Par contre, il est surprenant que l’on connaisse les résultats séparés des grandes filiales telles que Transavia, qui, par parenthèses, creuse ses pertes à 23 millions d’euros et Servair qui améliore son résultat à 24 millions d’euros, sans que l’on puisse avoir une idée de la répartition des résultats entre KLM et Air France. Même la lecture des résultats sur le site de KLM n’affiche que des chiffres au niveau du Groupe. Est-ce à dire que ceux de la partie néerlandaise sont plutôt bons et que par voie de conséquence, ceux d’Air France sont plus mauvais que l’affichage global ne le montre ? Il serait souhaitable pour la clarté de la lecture d’avoir des comptes séparés par entité économique.

Notons cependant la nette diminution du poste frais de personnel, qui diminue de 180 millions d’euros avec des effectifs en baisse de 4600 salariés. Ce n’est pas rien, d’autant plus que cette économie se fait à chiffre d’affaires constant, ce qui montre une nette amélioration de la productivité. Cependant celle-ci reste très en deçà de celle du groupe IAG mené par British Airways, par exemple, chez qui un salarié produit 310.800 € de chiffre d’affaires annuel contre seulement 256.800 € chez Air France/KLM. Le vrai problème est là. En effet il ne faut pas attendre plus de passagers à offre constante car le coefficient de remplissage pour toute l’année 2013 est monté à 83,8%. Autrement dit il n’y a plus rien à gagner de ce côté.

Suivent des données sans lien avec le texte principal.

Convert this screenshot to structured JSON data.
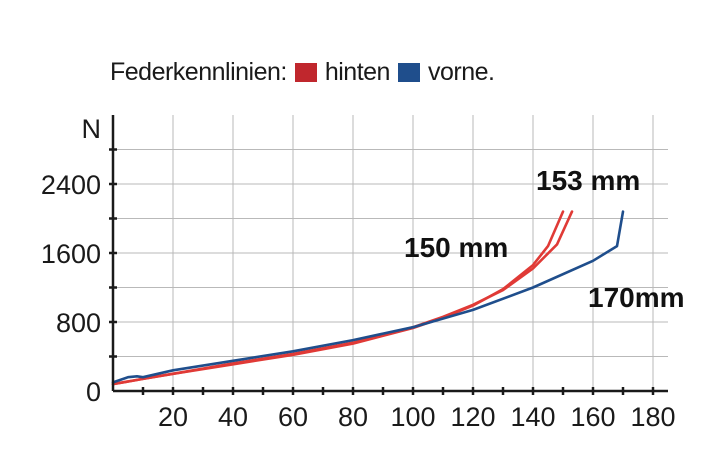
{
  "chart_data": {
    "type": "line",
    "legend_title": "Federkennlinien:",
    "ylabel": "N",
    "xlim": [
      0,
      185
    ],
    "ylim": [
      0,
      2900
    ],
    "x_ticks": [
      20,
      40,
      60,
      80,
      100,
      120,
      140,
      160,
      180
    ],
    "y_ticks": [
      0,
      800,
      1600,
      2400
    ],
    "grid": true,
    "colors": {
      "hinten": "#e03a36",
      "vorne": "#1f4e8c",
      "text": "#1a1a1a"
    },
    "series": [
      {
        "name": "hinten",
        "label": "150 mm",
        "color": "#e03a36",
        "points": [
          [
            0,
            80
          ],
          [
            10,
            140
          ],
          [
            20,
            200
          ],
          [
            40,
            310
          ],
          [
            60,
            420
          ],
          [
            80,
            550
          ],
          [
            100,
            730
          ],
          [
            110,
            850
          ],
          [
            120,
            990
          ],
          [
            130,
            1180
          ],
          [
            140,
            1460
          ],
          [
            145,
            1680
          ],
          [
            150,
            2080
          ]
        ]
      },
      {
        "name": "hinten",
        "label": "153 mm",
        "color": "#e03a36",
        "points": [
          [
            0,
            80
          ],
          [
            10,
            140
          ],
          [
            20,
            200
          ],
          [
            40,
            320
          ],
          [
            60,
            430
          ],
          [
            80,
            560
          ],
          [
            100,
            740
          ],
          [
            110,
            860
          ],
          [
            120,
            1000
          ],
          [
            130,
            1170
          ],
          [
            140,
            1420
          ],
          [
            148,
            1700
          ],
          [
            153,
            2080
          ]
        ]
      },
      {
        "name": "vorne",
        "label": "170mm",
        "color": "#1f4e8c",
        "points": [
          [
            0,
            100
          ],
          [
            5,
            160
          ],
          [
            8,
            170
          ],
          [
            10,
            160
          ],
          [
            20,
            240
          ],
          [
            40,
            350
          ],
          [
            60,
            460
          ],
          [
            80,
            590
          ],
          [
            100,
            740
          ],
          [
            120,
            940
          ],
          [
            140,
            1200
          ],
          [
            160,
            1510
          ],
          [
            168,
            1680
          ],
          [
            170,
            2080
          ]
        ]
      }
    ],
    "annotations": [
      "150 mm",
      "153 mm",
      "170mm"
    ],
    "legend": [
      {
        "label": "hinten",
        "color": "#c0272d"
      },
      {
        "label": "vorne",
        "color": "#1f4e8c"
      }
    ],
    "legend_suffix": "."
  }
}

Le challenge pour le Groupe consiste donc bien à remonter le niveau de la recette unitaire et ce par tous les moyens. Elle a encore baissé de 1% l’année dernière et la seule manière de compenser ce manque à gagner consiste à augmenter encore le coefficient de remplissage ce qui est impossible. La bonne direction est prise : il s’agit de l’amélioration du produit des classes avant, celles qui amènent la meilleure contribution. Après des années de dégradation continue, la compagnie a enfin décidé de rejoindre les standards internationaux, dont elle avait décroché sans vouloir l’avouer. Mais la remontée sera longue. L’ensemble de la flotte B 777 ne sera rééquipé que dans un peu plus de deux ans. C’est très long. Enfin, le pli est pris. Nous attendons maintenant avec quelque impatience, la présentation du nouveau produit Première Classe qui devrait être dévoilé à Shangai vers le mois de juin. Curieux choix d’ailleurs que celui de la Chine pour présenter son nouveau produit alors qu’il est attendu depuis des années par le marché européen. Est-ce que cela suffira à remonter significativement la recette unitaire ? Pas certain. Il manque à cette stratégie d’être soutenue par le circuit de distribution, mais pour cela encore faudrait-il qu’il soit rémunéré, ce qui n’est pour le moment pas dans les objectifs commerciaux de la Compagnie.

Comme le dirait Jean Pierre Raffarin, « la route est droite, mais la pente est raide ».